Dalle maschere alle mascherine

di Dariush Rahiminia

L’osservazione clima di “terrore” e di “repulsione dell’altro” in cui stiamo vivendo, ha fatto nascere spontaneamente questa breve riflessione.

Se la più riconoscibile icona riguardante il periodo storico dell’epidemia bubbonica è la terrificante maschera col becco a punta dei medici della peste, oso affermare che, nella futura storia che i nostri figli studieranno sui banchi di scuola, l’epidemia di coronavirus che stiamo vivendo e affrontando oggi sarà simboleggiata dalla mascherina chirurgica – o simili tipologie.

Fino a pochissimo tempo fa, incontrare una persona con una mascherina nei diversi contesti lavorativi che la richiedevano – ovvero ospedali, fabbriche ecc. – ci avrebbe allarmato. La mascherina era un segnale con lo scopo di avvisarci di un eventuale pericolo di poter venire a contatto con qualcosa di contaminato e dannoso. Simbolo di una minaccia invisibile che ci avrebbe potuto attaccare in modo meschino e subdolo, dalla quale, al contrario di noi, l’altro si stava difendendo. Tuttavia, in poche settimane, la situazione è completamente ribaltata e il sentimento comune non è più aver paura di chi indossa la mascherina, ma di chi non la indossa! Infatti, è sempre più comune ritrovarsi in situazioni – soprattutto nei supermercati, unico residuo di una simil-vita sociale – in cui l’isteria e la su citata paura dell’invisibile creino tensioni e battibecchi tra i portatori di questa barriera respiratoria e gli “sregolati untori”.

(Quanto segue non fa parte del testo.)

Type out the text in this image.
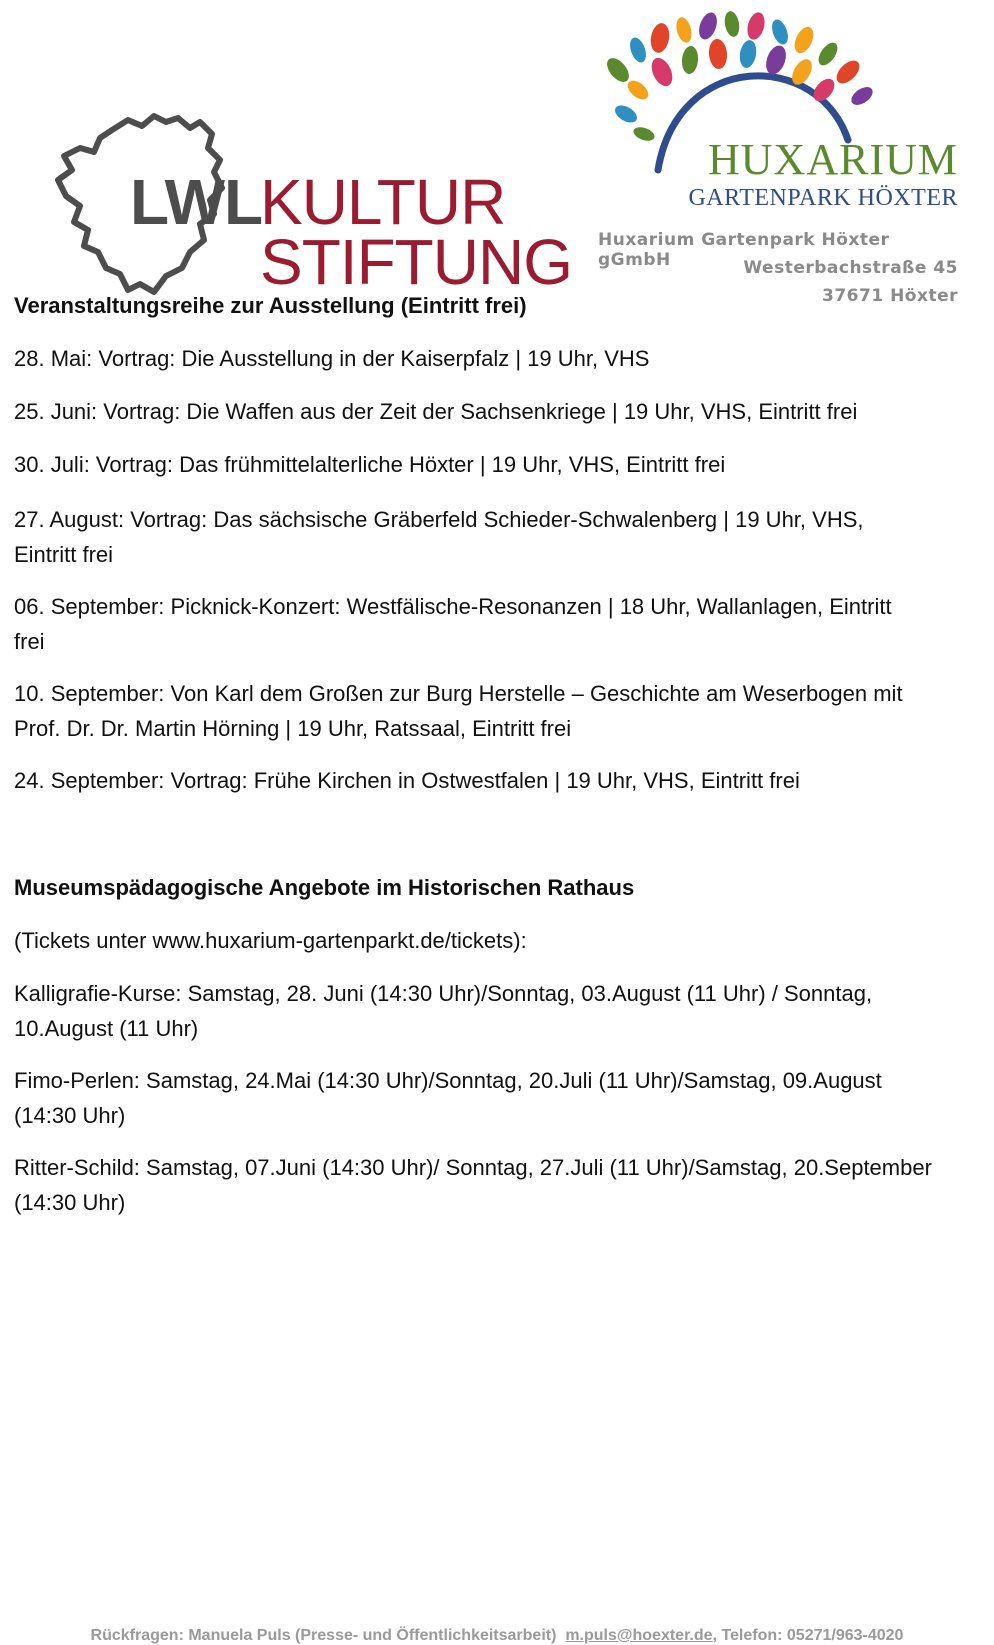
LWL
KULTUR
STIFTUNG
HUXARIUM
GARTENPARK HÖXTER
Huxarium Gartenpark Höxter gGmbH	Westerbachstraße 45
37671 Höxter
Veranstaltungsreihe zur Ausstellung (Eintritt frei)
28. Mai: Vortrag: Die Ausstellung in der Kaiserpfalz | 19 Uhr, VHS
25. Juni: Vortrag: Die Waffen aus der Zeit der Sachsenkriege | 19 Uhr, VHS, Eintritt frei
30. Juli: Vortrag: Das frühmittelalterliche Höxter | 19 Uhr, VHS, Eintritt frei
27. August: Vortrag: Das sächsische Gräberfeld Schieder-Schwalenberg | 19 Uhr, VHS, Eintritt frei
06. September: Picknick-Konzert: Westfälische-Resonanzen | 18 Uhr, Wallanlagen, Eintritt frei
10. September: Von Karl dem Großen zur Burg Herstelle – Geschichte am Weserbogen mit Prof. Dr. Dr. Martin Hörning | 19 Uhr, Ratssaal, Eintritt frei
24. September: Vortrag: Frühe Kirchen in Ostwestfalen | 19 Uhr, VHS, Eintritt frei
Museumspädagogische Angebote im Historischen Rathaus
(Tickets unter www.huxarium-gartenparkt.de/tickets):
Kalligrafie-Kurse: Samstag, 28. Juni (14:30 Uhr)/Sonntag, 03.August (11 Uhr) / Sonntag, 10.August (11 Uhr)
Fimo-Perlen: Samstag, 24.Mai (14:30 Uhr)/Sonntag, 20.Juli (11 Uhr)/Samstag, 09.August (14:30 Uhr)
Ritter-Schild: Samstag, 07.Juni (14:30 Uhr)/ Sonntag, 27.Juli (11 Uhr)/Samstag, 20.September (14:30 Uhr)
Rückfragen: Manuela Puls (Presse- und Öffentlichkeitsarbeit) m.puls@hoexter.de, Telefon: 05271/963-4020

Si ormai perso il significato rituale della maschera, ovvero simboleggiare l’essere “oltre” nei confronti della società, come un’elevazione/alienazione dal mondo terreno dei “comuni mortali”: gli sciamani indossavano maschere per comunicare con le divinità; in altre culture, ai defunti veniva posta una maschera per separare il forte spirito dalla debole carne; nell’antica Grecia, le maschere degli attori separavano la sacralità del teatro dalla vita reale. Inoltre, in tempi recenti, un chirurgo indossa la mascherina in sala operatoria, ovvero nell’atto quasi sovraumano di salvare una vita; un rapinatore indossa una maschera per compiere un atto fuori dai dettami della società; ancora, in ambito cinematografico, possiamo citare Eyes Wide Shut, in cui i partecipanti celavano il volto per compiere rituali orgiastici, per poi togliersela per tornare come se nulla fosse “sulla terra”.

Ora più mai è veritiera l’affermazione pirandelliana secondo cui l’uomo è costretto a indossare una maschera per farsi accettare dalla società in cui vive, tuttavia, se finora la maschera era metaforicamente vista come strumento per veicolare inganni, tradimenti e/o opportunismi, adesso, nella “società pandemica”, è un simbolo comune atto a creare un sentimento di appartenenza. Se prima era vista come una “lettera scarlatta”, oggigiorno è come la spilla che sottolinea l’associazione a un club. Per il momento, per ovvi motivi di tempo e spazio, queste poche righe resteranno una riflessione nata in uno stream of consciousness, ma ritengo possa essere interessante ricordarsi di questi cambiamenti, una volta che saremo tutti abitanti del mondo che verrà.